No ha sido el único hispano-argentino detenido el 6 de enero. El «Heraldo de Madrid» del día siguiente informa en un suelto («LA POLICÍA REALIZA UN IMPORANTE SERVICIO.Detención de un centenar de desertores») que «la policía había realizado un importantísimo servicio, merced al cual había logrado detener a más de un centenar de individuos [...] que, escudándose en haber adquirido por medios ilícitos, una determinada nacionalidad, habían logrado eludir sus deberes militares».

Uno de ellos recuerda su propio caso: en la madrugada del 6 de enero lo buscaron en su domicilio y lo llevaron a los sótanos del Panteón de Hombres Ilustres, donde pasó la noche entre muchos detenidos, de variados pelajes. Al día siguiente, se presenta un funcionario de la Embajada argentina. Se dirige a los suyos: «Vosotros no os preocupéis, porque sois argentinos; y, aunque digan que también sois españoles, estáis bajo mi custodia». Los acogerá en la Embajada, en el paseo de la Castellana, donde se juntan unas ciento veinte personas.

Días después, del 18 de enero al 23 por la tarde, también Isidoro deberá refugiarse en la Embajada. Aparte de argentinos hay allí «chulos, [...], elementos desechados de la columna internacional, etc., pero todo ello» —anota Isidoro— «me ha sentado admirablemente».

No hay camas para los acogidos, que se reparten por el edificio. Las hermanas de Zorzano le llevan una colchoneta, que cede a otro: él dormirá en el suelo. Un joven refugiado, intranquilo, charla con Isidoro, que lo serena: «Tú no te preocupes.

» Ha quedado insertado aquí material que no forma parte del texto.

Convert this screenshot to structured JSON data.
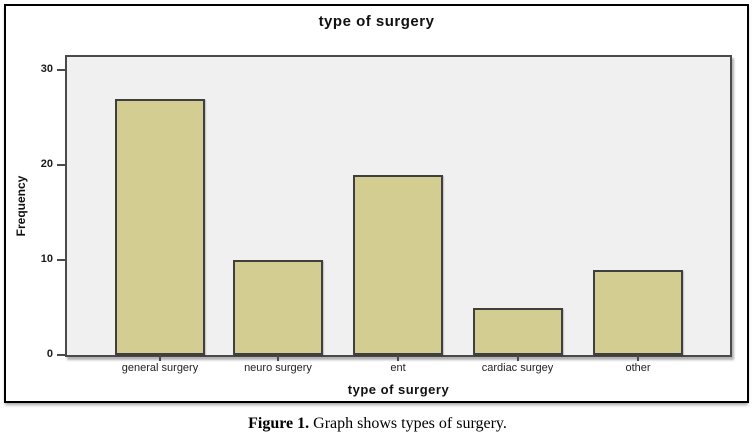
{
  "figure": {
    "chart_title": "type of surgery",
    "y_axis_label": "Frequency",
    "x_axis_label": "type of surgery",
    "caption_label": "Figure 1.",
    "caption_text": " Graph shows types of surgery."
  },
  "chart_data": {
    "type": "bar",
    "title": "type of surgery",
    "categories": [
      "general surgery",
      "neuro surgery",
      "ent",
      "cardiac surgey",
      "other"
    ],
    "values": [
      27,
      10,
      19,
      5,
      9
    ],
    "xlabel": "type of surgery",
    "ylabel": "Frequency",
    "ylim": [
      0,
      31.4
    ],
    "yticks": [
      0,
      10,
      20,
      30
    ],
    "grid": false,
    "legend": "none",
    "bar_color": "#d3cd92",
    "bar_border_color": "#3f3f3f",
    "plot_background": "#f0f0f0",
    "frame_color": "#4a4a4a"
  }
}
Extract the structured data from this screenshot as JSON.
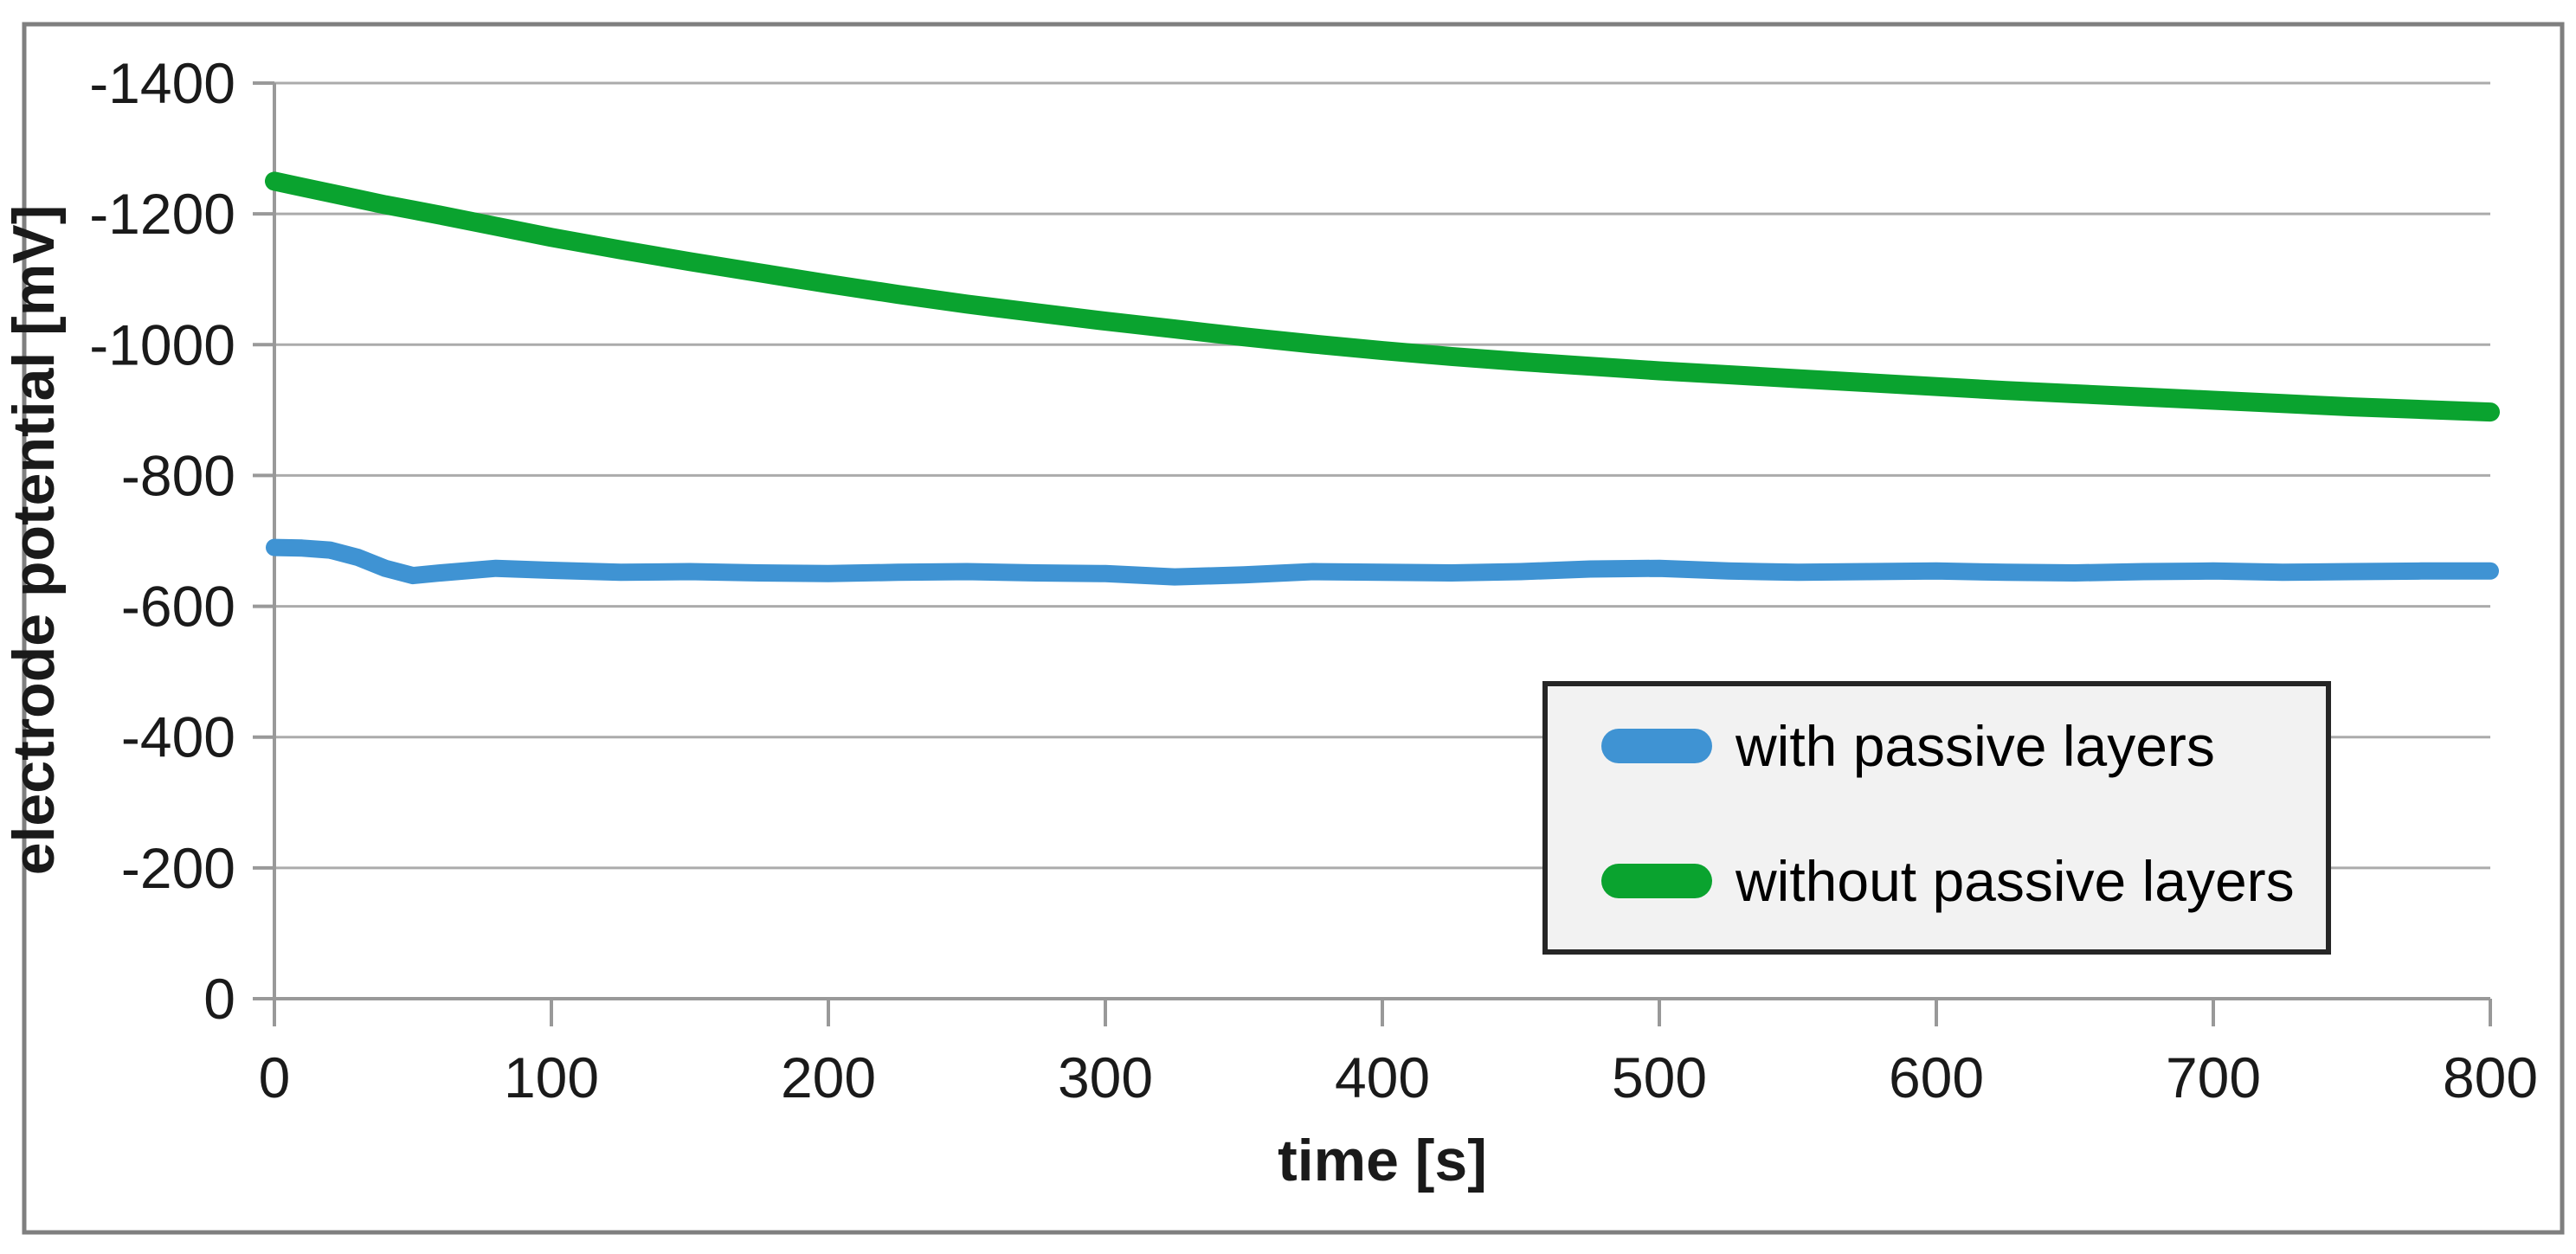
{
  "chart_data": {
    "type": "line",
    "title": "",
    "xlabel": "time [s]",
    "ylabel": "electrode potential [mV]",
    "xlim": [
      0,
      800
    ],
    "ylim": [
      -1400,
      0
    ],
    "y_axis_inverted": true,
    "grid": "horizontal",
    "legend_position": "inside-center-right",
    "x_ticks": {
      "values": [
        0,
        100,
        200,
        300,
        400,
        500,
        600,
        700,
        800
      ],
      "labels": [
        "0",
        "100",
        "200",
        "300",
        "400",
        "500",
        "600",
        "700",
        "800"
      ]
    },
    "y_ticks": {
      "values": [
        -1400,
        -1200,
        -1000,
        -800,
        -600,
        -400,
        -200,
        0
      ],
      "labels": [
        "-1400",
        "-1200",
        "-1000",
        "-800",
        "-600",
        "-400",
        "-200",
        "0"
      ]
    },
    "x": [
      0,
      10,
      20,
      30,
      40,
      50,
      60,
      80,
      100,
      125,
      150,
      175,
      200,
      225,
      250,
      275,
      300,
      325,
      350,
      375,
      400,
      425,
      450,
      475,
      500,
      525,
      550,
      575,
      600,
      625,
      650,
      675,
      700,
      725,
      750,
      775,
      800
    ],
    "series": [
      {
        "name": "with passive layers",
        "color": "#3f93d3",
        "stroke_width": 20,
        "values": [
          -690,
          -689,
          -686,
          -675,
          -658,
          -647,
          -651,
          -658,
          -655,
          -652,
          -653,
          -651,
          -650,
          -652,
          -653,
          -651,
          -650,
          -645,
          -648,
          -653,
          -652,
          -651,
          -653,
          -657,
          -658,
          -654,
          -652,
          -653,
          -654,
          -652,
          -651,
          -653,
          -654,
          -652,
          -653,
          -654,
          -654
        ]
      },
      {
        "name": "without passive layers",
        "color": "#0aa32f",
        "stroke_width": 22,
        "values": [
          -1250,
          -1241,
          -1232,
          -1223,
          -1214,
          -1206,
          -1198,
          -1181,
          -1164,
          -1145,
          -1127,
          -1110,
          -1093,
          -1077,
          -1062,
          -1049,
          -1036,
          -1024,
          -1012,
          -1001,
          -991,
          -982,
          -974,
          -967,
          -960,
          -954,
          -948,
          -942,
          -936,
          -930,
          -925,
          -920,
          -915,
          -910,
          -905,
          -901,
          -897
        ]
      }
    ],
    "colors": {
      "gridline": "#ababab",
      "axis": "#999999",
      "figure_border": "#7f7f7f",
      "legend_border": "#262626",
      "legend_background": "#f2f2f2",
      "plot_background": "#ffffff"
    }
  }
}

Reza, que no te va a pasar nada». Cuando llega la orden de desalojar la Embajada, los refugiados quedan libres —¡a estas alturas, ya no van a reclutarlos!—, con obligación de presentarse diariamente a las autoridades españolas.

Isidoro no quiere intranquilizar, con el episodio, a los miembros del Opus Dei: «Todo sigue igual excepto mi situación, que se ha complicado un poco; no por motivos particulares, sino generales de todos los que se encuentran en condiciones análogas a las mías». Pero no puede visitar a Rafa en Valencia, como quisiera.

Cuanto menos se haga notar, mejor. Incluso la Embajada de su país considera que ya lo han protegido bastante. En una escapada por Madrid, Chiqui se entera de que a Zorzano «el último año de la guerra, le conminaron en el Consulado argentino con quitarle la protección si no se marchaba» de la zona republicana.